September 27, 2012
Global pork crunch hits as UK, Canadian production drop
A global bacon shortage now appears unavoidable as UK pig herds shrink while pig farms across Canada collapse.
The National Pig Association, the chief pork advocate in the bacon-loving British Isles, warned ( Sep. 25) that skyrocketing prices for soy and corn had already begun to dramatically shrink European pig herds, "a trend that is being mirrored around the world."
The warning comes less than two weeks after Canada's second-and fourth-largest pig producers filed for creditor protection, leaving as many as 1.5 million pigs in the balance.
"Producers are deciding that pig farming just is not sustainable, and deciding to empty their barns," said Gary Stordy, spokesman with the Canadian Pork Council.
The culprit is the US drought. Dry conditions in the midwest last summer affected nearly 90% of US corn fields, kicking up prices by as much as 50%. "There's just less corn around," said Andrew Dickson, general manager of the Manitoba Pork Commission.
For a farmer raising a modest herd of 14,000 pigs, spikes in grain prices have added US$213,000 in costs over the next six months, said Stordy. For larger producers such as Saskatchewan's Big Sky Farms - which recently entered into receivership - added costs were estimated to be as high as US$1-million per week. "We are in a crisis that could wipe the industry out in Manitoba, and potentially right across Canada," Doug Chorney, president of a Manitoba farm group seeking US$130-million in government loan guarantees, told the agricultural press last week.

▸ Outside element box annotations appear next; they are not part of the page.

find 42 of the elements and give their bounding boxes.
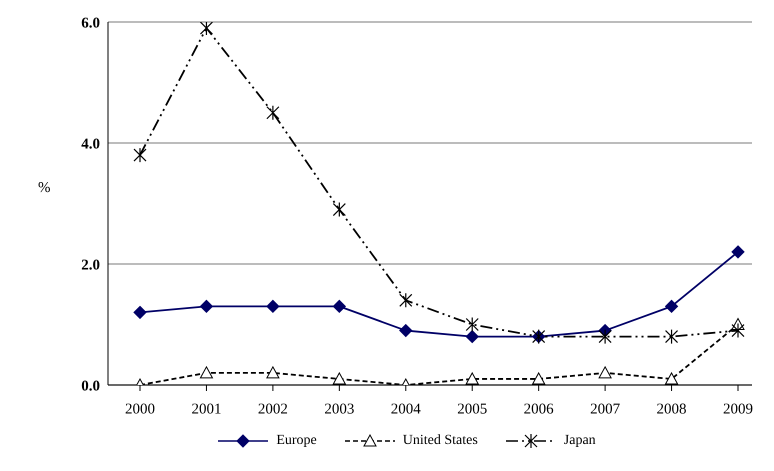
point: [466, 372, 479, 384]
point: [665, 372, 678, 384]
point: [466, 330, 479, 344]
point: [266, 366, 280, 378]
x-tick-label: 2000: [125, 402, 155, 418]
point: [134, 306, 146, 319]
legend-label: United States: [402, 433, 478, 449]
x-tick-label: 2004: [390, 402, 422, 418]
point: [665, 300, 678, 313]
y-tick-label: 6.0: [81, 15, 100, 32]
point: [133, 148, 147, 163]
point: [598, 329, 612, 344]
point: [532, 372, 546, 384]
x-tick-label: 2005: [457, 402, 488, 418]
x-tick-label: 2009: [723, 402, 753, 418]
x-tick-label: 2007: [590, 402, 621, 418]
point: [200, 300, 213, 313]
x-tick-label: 2002: [258, 402, 288, 418]
point: [332, 202, 346, 218]
x-tick-label: 2001: [191, 402, 222, 418]
y-tick-label: 0.0: [81, 378, 100, 394]
point: [731, 322, 745, 338]
legend-label: Japan: [564, 433, 596, 449]
point: [266, 105, 280, 120]
point: [332, 300, 346, 313]
legend-label: Europe: [276, 433, 317, 449]
y-tick-label: 2.0: [81, 257, 100, 274]
x-tick-label: 2006: [524, 402, 554, 418]
point: [466, 316, 479, 332]
point: [399, 292, 412, 308]
point: [598, 366, 612, 378]
point: [732, 245, 744, 258]
point: [200, 366, 213, 378]
x-tick-label: 2003: [324, 402, 354, 418]
point: [664, 329, 678, 344]
point: [332, 372, 346, 384]
point: [399, 324, 412, 338]
x-tick-label: 2008: [656, 402, 687, 418]
point: [200, 22, 214, 36]
point: [266, 300, 280, 313]
y-tick-label: 4.0: [81, 136, 100, 152]
y-axis-title: %: [38, 180, 50, 197]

Agriculture Minister Gerry Ritz told a conference of the Canadian Farm Writers Federation in Winnipeg last weekend that keeping up the supply of Canadian hogs is a key priority for the federal government. "We are working with the pork industry on what the best way to do that is," he said.
Canada is the world's third largest pork exporter, shipping out US$2.6-billion of pig products annually, mostly to Japan and the US. Quebec pig farmers lead the pack, slaughtering eight million hogs in 2010, followed by Manitoba, which slaughtered more than five million. In the US, farmers have begun searching for feed alternatives, including rejected candy. "It actually has a higher ratio of fat than feeding them straight corn," Kentucky farmer Joseph Watson told a local TV station.
Unfortunately, such creative solutions are not always available to Canada's far-flung pig farms. "Whether it's candy, food scraps or burnt bread, our industry is by nature rural so they can't truck it in affordably," said Stordy. Although pork is scorned by Muslims, Jews and Rastafarians, it remains the world's most popular meat, with humans consuming about 100 million tonnes of pigs per year. "It's because the Chinese eat so much," said Dickson.
However, Chinese consumers will be somewhat insulated from the coming shortage by frozen stockpiles of pork maintained as a kind of strategic pork reserve by the Chinese government. In Canada, within five to six months, estimates the Canadian Pork Council, consumers will start to see the effects of North America's pig herd declines.